On the Smithson tape, Cassidy Daniels mentions sheltering in a small hut or shack attached to an antenna with Carrie Mercer. This has, for some, opened the possibility that such a transmitter close to the site of the tragedy may have been wholly or partially responsible for it.

These theories rely on research suggesting that extremely low-frequency sounds, sometimes known as infrasounds, can cause feelings of paranoia or awe as well as other unusual behavior in human beings. Some researchers have suggested that such infrasound could also result in sleeplessness, irritability, panic attacks, or even physical sickness, nausea, or vomiting. Indeed, infrasound is often raised as a possibility in explaining the Dyatlov Pass Incident, a similar mystery in the former Soviet Union.

During the Cold War, several sites in the USA and USSR hosted extremely powerful over-the-horizon radar transmitters and receivers, which have been linked in several reports to infrasound and other sorts of harmful microwave radiations. Is it not possible, then, that one such site in Utah had that effect on the hikers, perhaps also explaining the hallucinations that led Carrie Mercer to wander away and presumably die in the wilderness?

As with all the Sagebrush Mountain Incident theories, this one has several problems. First, there were never any OTH radar transmitters or receivers in Idaho; they were all built in Alaska or Maine. Second, there is no record whatsoever of any antenna or antenna-like structure on or near Sagebrush Mountain in 1997. Adherents of the theory claim that it’s plausible such an array was top-secret and left off maps, possibly even dismantled in haste after the incident. But no such structure has appeared in any contemporary satellite photographs until cell phone towers were erected in the area starting in 1999. Those did often have an associated equipment that hut, but were clearly far too late to have any effect.
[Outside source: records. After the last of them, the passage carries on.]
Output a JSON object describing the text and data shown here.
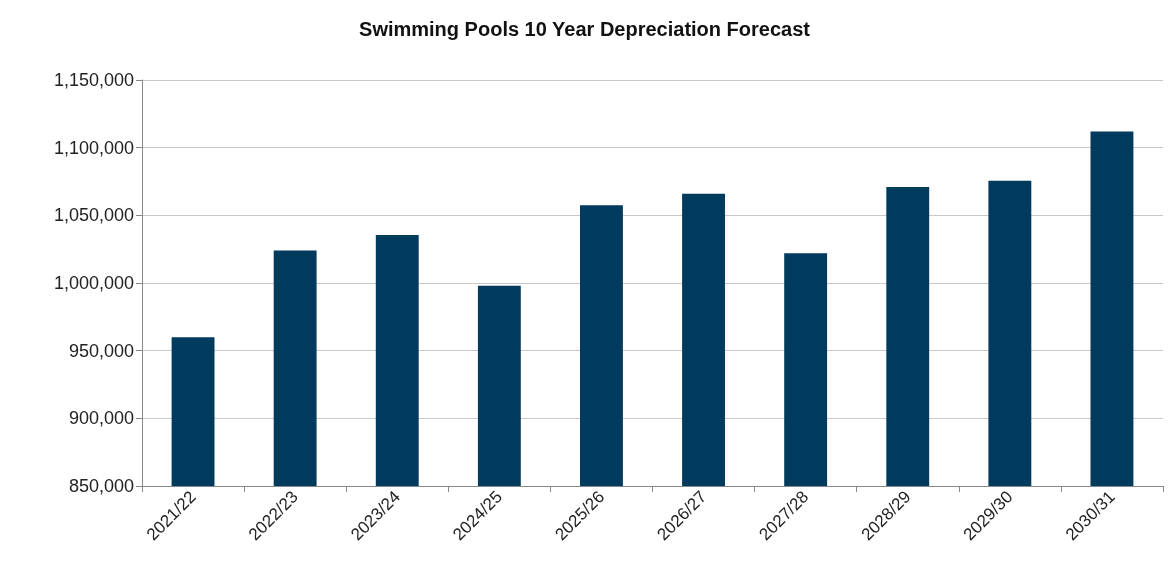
{
  "chart_data": {
    "type": "bar",
    "title": "Swimming Pools 10 Year Depreciation Forecast",
    "categories": [
      "2021/22",
      "2022/23",
      "2023/24",
      "2024/25",
      "2025/26",
      "2026/27",
      "2027/28",
      "2028/29",
      "2029/30",
      "2030/31"
    ],
    "values": [
      960000,
      1024000,
      1035500,
      998000,
      1057500,
      1066000,
      1022000,
      1071000,
      1075500,
      1112000
    ],
    "color": "#003a5c",
    "ylim": [
      850000,
      1150000
    ],
    "yticks": [
      {
        "value": 850000,
        "label": "850,000"
      },
      {
        "value": 900000,
        "label": "900,000"
      },
      {
        "value": 950000,
        "label": "950,000"
      },
      {
        "value": 1000000,
        "label": "1,000,000"
      },
      {
        "value": 1050000,
        "label": "1,050,000"
      },
      {
        "value": 1100000,
        "label": "1,100,000"
      },
      {
        "value": 1150000,
        "label": "1,150,000"
      }
    ],
    "grid": "y"
  }
}
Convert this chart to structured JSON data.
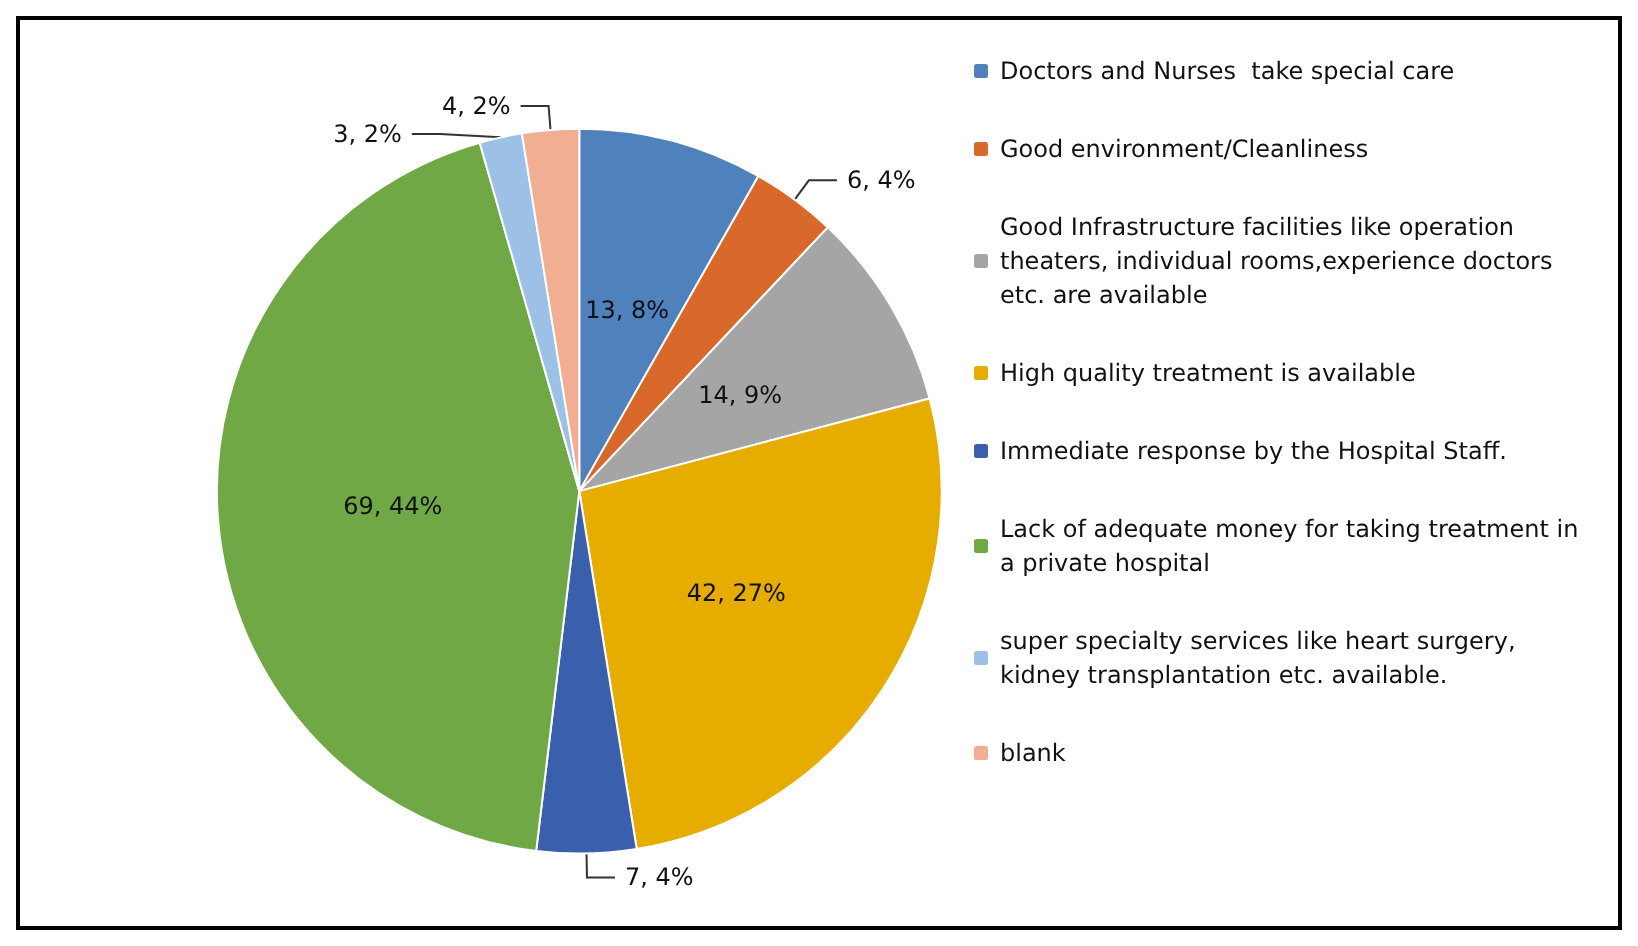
{
  "chart_data": {
    "type": "pie",
    "categories": [
      "Doctors and Nurses  take special care",
      "Good environment/Cleanliness",
      "Good Infrastructure facilities like operation theaters, individual rooms,experience doctors etc. are available",
      "High quality treatment is available",
      "Immediate response by the Hospital Staff.",
      "Lack of adequate money for taking treatment in a private hospital",
      "super specialty services like heart surgery, kidney transplantation etc. available.",
      "blank"
    ],
    "values": [
      13,
      6,
      14,
      42,
      7,
      69,
      3,
      4
    ],
    "value_labels": [
      "13, 8%",
      "6, 4%",
      "14, 9%",
      "42, 27%",
      "7, 4%",
      "69, 44%",
      "3, 2%",
      "4, 2%"
    ],
    "colors": [
      "#4f81bd",
      "#d9692a",
      "#a5a5a5",
      "#e6ac00",
      "#3a5fad",
      "#70a845",
      "#9dc0e6",
      "#f2ae92"
    ],
    "legend": "right"
  }
}
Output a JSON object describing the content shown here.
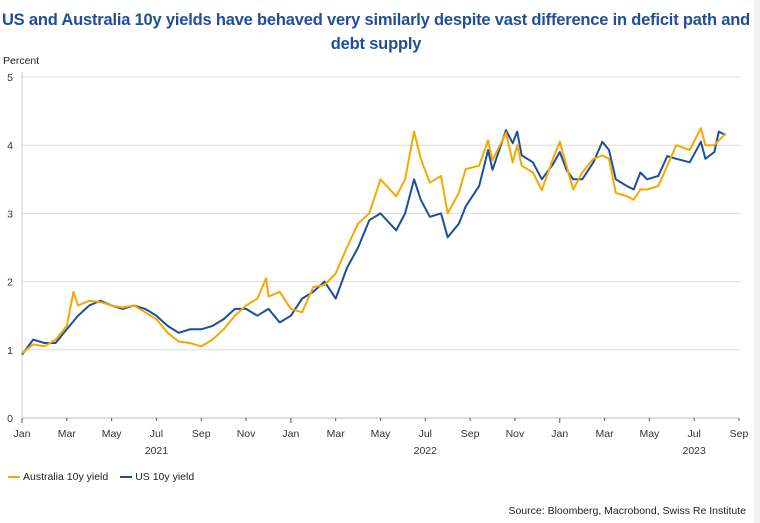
{
  "chart_data": {
    "type": "line",
    "title": "US and Australia 10y yields have behaved very similarly despite vast difference in deficit path and debt supply",
    "ylabel": "Percent",
    "xlabel": "",
    "ylim": [
      0,
      5
    ],
    "yticks": [
      0,
      1,
      2,
      3,
      4,
      5
    ],
    "x_unit": "months since Jan 2021",
    "xlim": [
      0,
      32
    ],
    "xticks": [
      {
        "m": 0,
        "label": "Jan"
      },
      {
        "m": 2,
        "label": "Mar"
      },
      {
        "m": 4,
        "label": "May"
      },
      {
        "m": 6,
        "label": "Jul"
      },
      {
        "m": 8,
        "label": "Sep"
      },
      {
        "m": 10,
        "label": "Nov"
      },
      {
        "m": 12,
        "label": "Jan"
      },
      {
        "m": 14,
        "label": "Mar"
      },
      {
        "m": 16,
        "label": "May"
      },
      {
        "m": 18,
        "label": "Jul"
      },
      {
        "m": 20,
        "label": "Sep"
      },
      {
        "m": 22,
        "label": "Nov"
      },
      {
        "m": 24,
        "label": "Jan"
      },
      {
        "m": 26,
        "label": "Mar"
      },
      {
        "m": 28,
        "label": "May"
      },
      {
        "m": 30,
        "label": "Jul"
      },
      {
        "m": 32,
        "label": "Sep"
      }
    ],
    "years": [
      {
        "m": 6,
        "label": "2021"
      },
      {
        "m": 18,
        "label": "2022"
      },
      {
        "m": 30,
        "label": "2023"
      }
    ],
    "grid": true,
    "legend_position": "bottom-left",
    "series": [
      {
        "name": "Australia 10y yield",
        "color": "#f5a800",
        "x": [
          0,
          0.5,
          1,
          1.5,
          2,
          2.3,
          2.5,
          3,
          3.5,
          4,
          4.5,
          5,
          5.5,
          6,
          6.5,
          7,
          7.5,
          8,
          8.5,
          9,
          9.5,
          10,
          10.5,
          10.9,
          11,
          11.5,
          12,
          12.5,
          13,
          13.5,
          14,
          14.5,
          15,
          15.5,
          16,
          16.7,
          17.1,
          17.5,
          17.8,
          18.2,
          18.7,
          19.0,
          19.5,
          19.8,
          20.4,
          20.8,
          21.0,
          21.6,
          21.9,
          22.1,
          22.3,
          22.8,
          23.2,
          23.7,
          24.0,
          24.3,
          24.6,
          25.0,
          25.5,
          25.9,
          26.2,
          26.5,
          27.0,
          27.3,
          27.6,
          27.9,
          28.4,
          28.8,
          29.2,
          29.8,
          30.3,
          30.5,
          30.9,
          31.1,
          31.4
        ],
        "values": [
          0.95,
          1.08,
          1.05,
          1.15,
          1.35,
          1.85,
          1.65,
          1.72,
          1.7,
          1.65,
          1.62,
          1.65,
          1.55,
          1.45,
          1.25,
          1.12,
          1.1,
          1.05,
          1.15,
          1.3,
          1.5,
          1.65,
          1.75,
          2.05,
          1.78,
          1.85,
          1.6,
          1.55,
          1.92,
          1.95,
          2.12,
          2.5,
          2.85,
          3.0,
          3.5,
          3.25,
          3.5,
          4.2,
          3.8,
          3.45,
          3.55,
          3.0,
          3.3,
          3.65,
          3.7,
          4.07,
          3.78,
          4.18,
          3.75,
          4.0,
          3.7,
          3.6,
          3.34,
          3.8,
          4.05,
          3.7,
          3.35,
          3.6,
          3.8,
          3.85,
          3.8,
          3.3,
          3.25,
          3.2,
          3.35,
          3.35,
          3.4,
          3.7,
          4.0,
          3.93,
          4.25,
          4.0,
          4.0,
          4.07,
          4.17
        ]
      },
      {
        "name": "US 10y yield",
        "color": "#1a4fa0",
        "x": [
          0,
          0.5,
          1,
          1.5,
          2,
          2.5,
          3,
          3.5,
          4,
          4.5,
          5,
          5.5,
          6,
          6.5,
          7,
          7.5,
          8,
          8.5,
          9,
          9.5,
          10,
          10.5,
          11,
          11.5,
          12,
          12.5,
          13,
          13.5,
          14,
          14.5,
          15,
          15.5,
          16,
          16.7,
          17.1,
          17.5,
          17.8,
          18.2,
          18.7,
          19.0,
          19.5,
          19.8,
          20.4,
          20.8,
          21.0,
          21.6,
          21.9,
          22.1,
          22.3,
          22.8,
          23.2,
          23.7,
          24.0,
          24.3,
          24.6,
          25.0,
          25.5,
          25.9,
          26.2,
          26.5,
          27.0,
          27.3,
          27.6,
          27.9,
          28.4,
          28.8,
          29.2,
          29.8,
          30.3,
          30.5,
          30.9,
          31.1,
          31.4
        ],
        "values": [
          0.93,
          1.15,
          1.1,
          1.1,
          1.3,
          1.5,
          1.65,
          1.72,
          1.65,
          1.6,
          1.65,
          1.6,
          1.5,
          1.35,
          1.25,
          1.3,
          1.3,
          1.35,
          1.45,
          1.6,
          1.6,
          1.5,
          1.6,
          1.4,
          1.5,
          1.75,
          1.85,
          2.0,
          1.75,
          2.2,
          2.5,
          2.9,
          3.0,
          2.75,
          3.0,
          3.5,
          3.2,
          2.95,
          3.0,
          2.65,
          2.85,
          3.1,
          3.4,
          3.93,
          3.64,
          4.22,
          4.03,
          4.2,
          3.85,
          3.75,
          3.5,
          3.72,
          3.9,
          3.64,
          3.5,
          3.5,
          3.75,
          4.05,
          3.93,
          3.5,
          3.4,
          3.35,
          3.6,
          3.5,
          3.55,
          3.84,
          3.8,
          3.75,
          4.05,
          3.8,
          3.9,
          4.2,
          4.15
        ]
      }
    ],
    "source": "Source: Bloomberg, Macrobond, Swiss Re Institute"
  }
}
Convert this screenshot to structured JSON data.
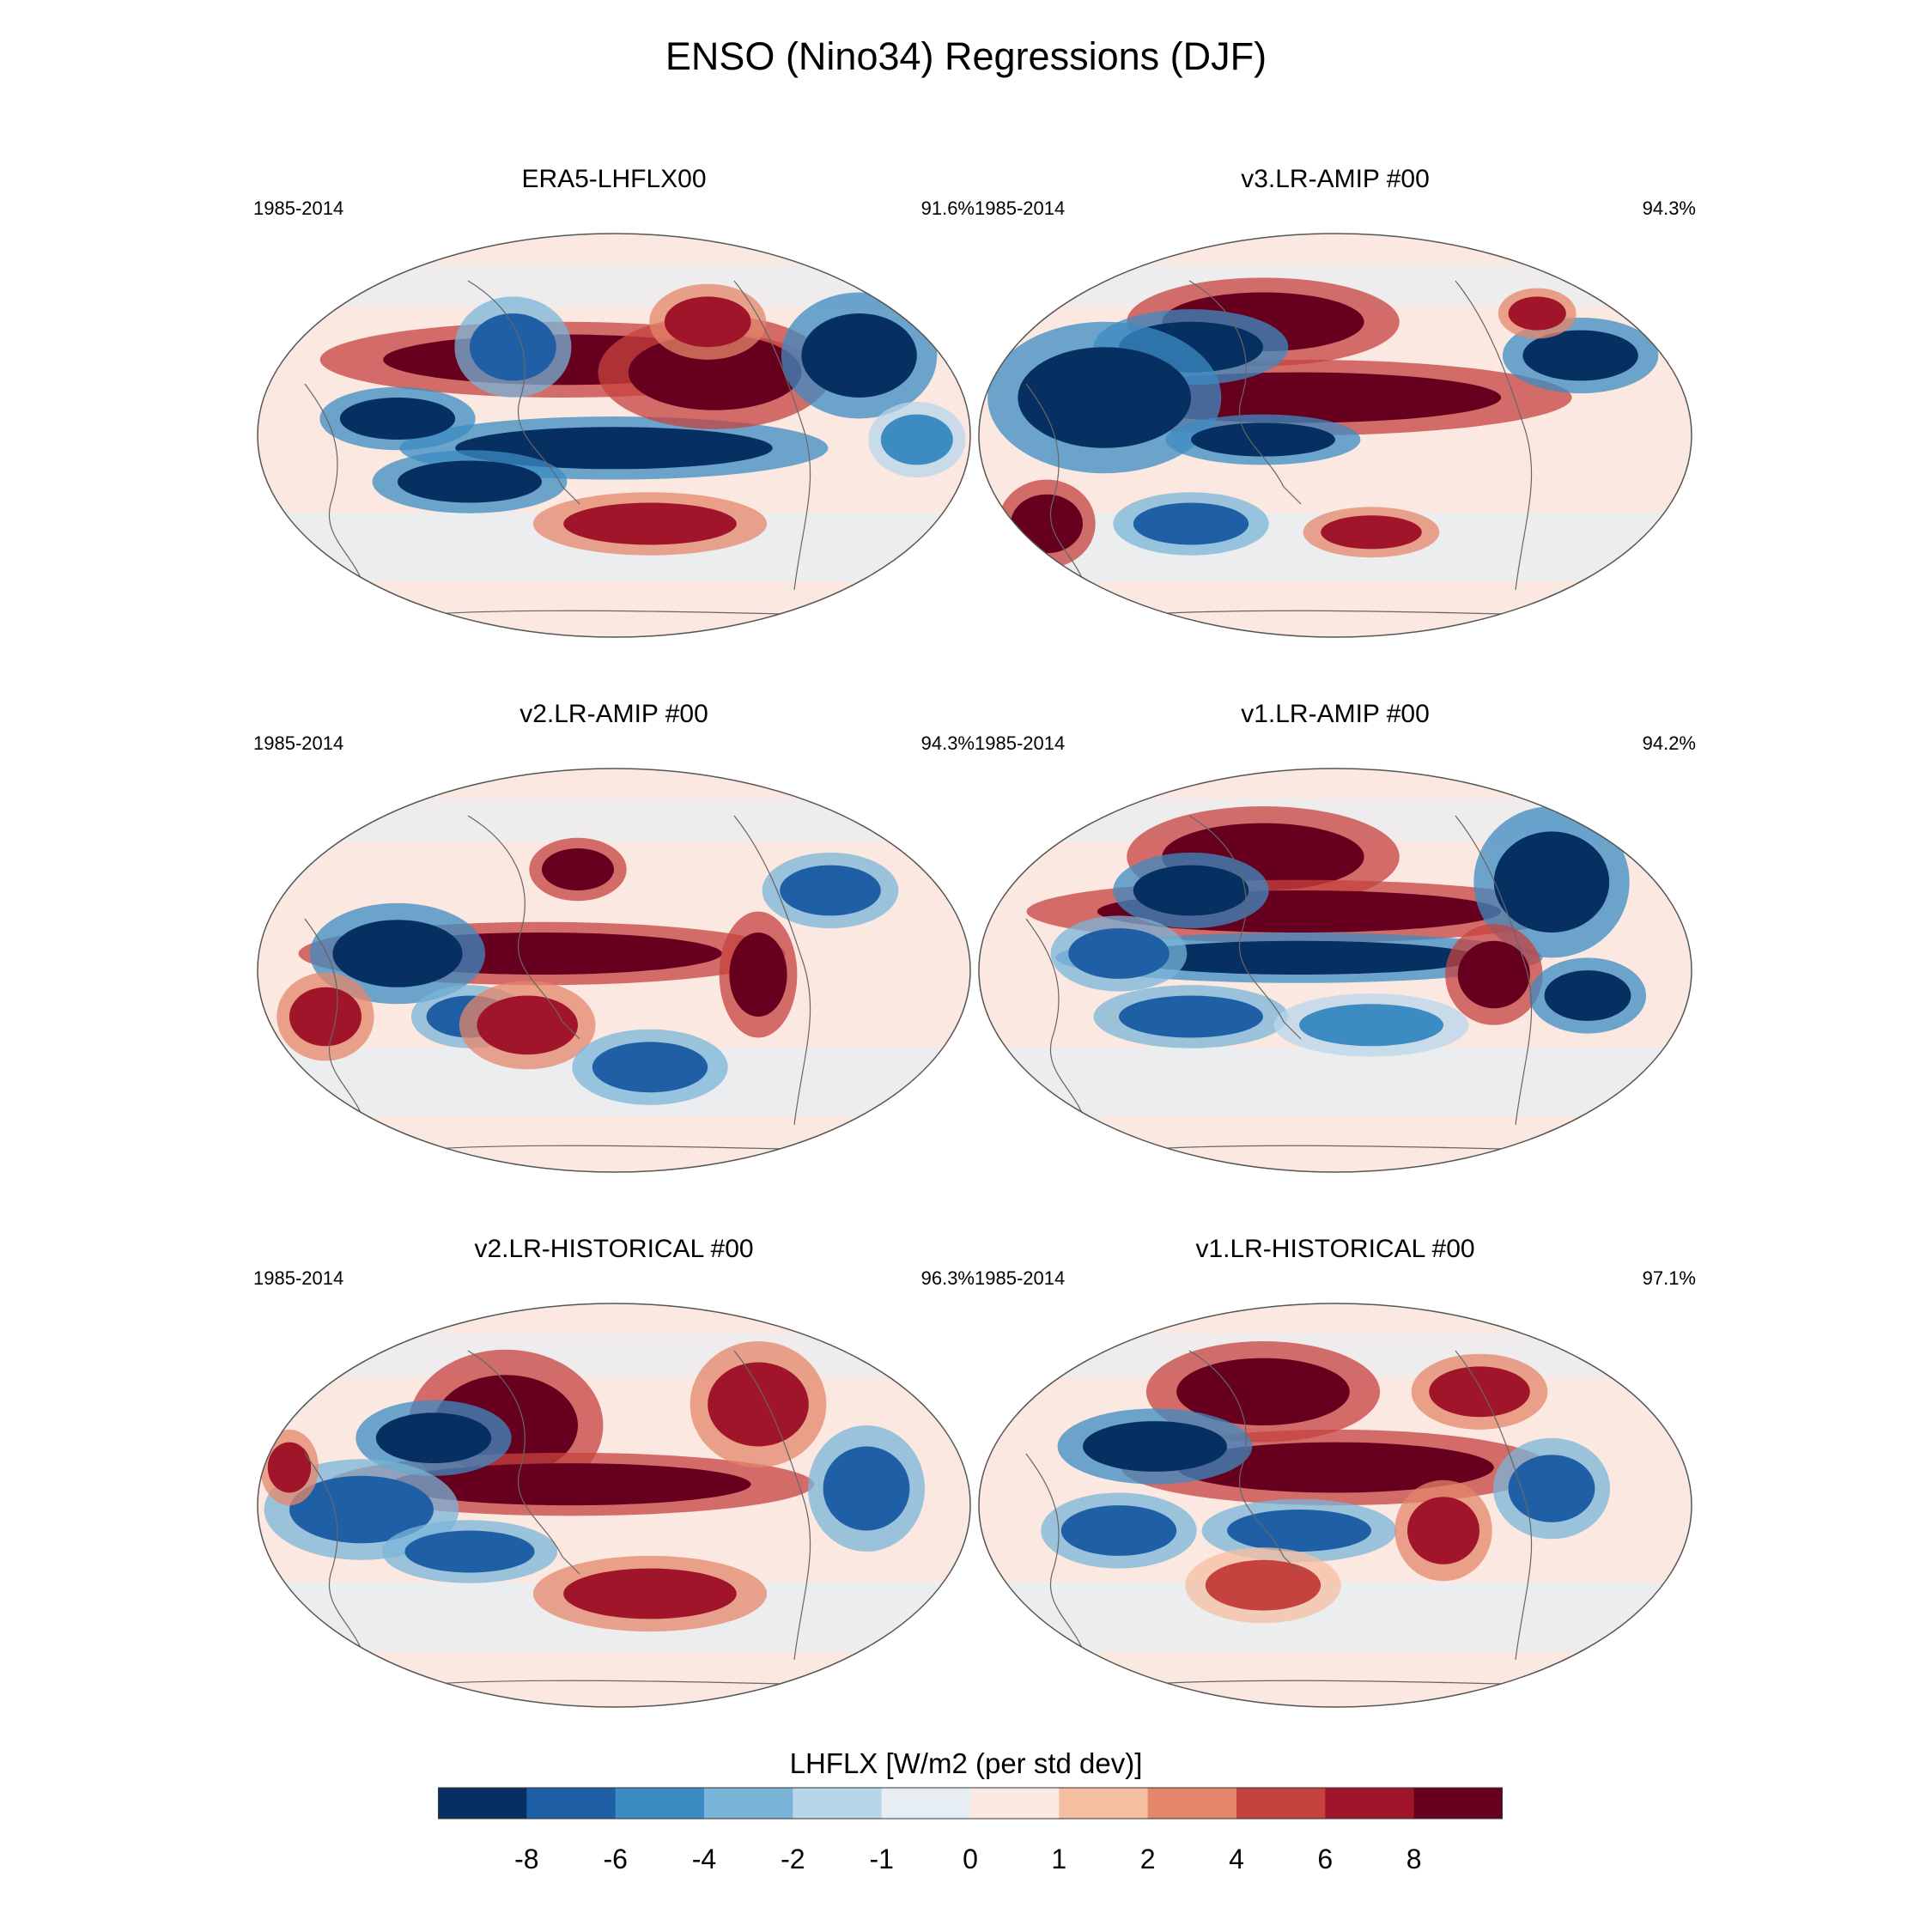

While infrasound can be generated naturally from phenomena such as a Kármán vortex street caused by high winds, this is exceedingly rare and even the miserable atmospheric conditions around the mountain in September 1997 do not seem to support it.

As such, this theory also falls apart, and it raises still further questions. Where, exactly, did Cassidy Daniels and Carrie Mercer find shelter during the time between the group’s deaths and Daniels’ rescue if no such antennas or no such shacks existed? And what, if anything, does Daniels’ report of shadowy figures bearing her friend away suggest about this shelter? The official report dismisses this as a hallucination on Daniels’ part, but John Smithson himself is of the opinion that, without a temporary shelter of some kind, Daniels could not have lived long enough to find help in the state that she was found.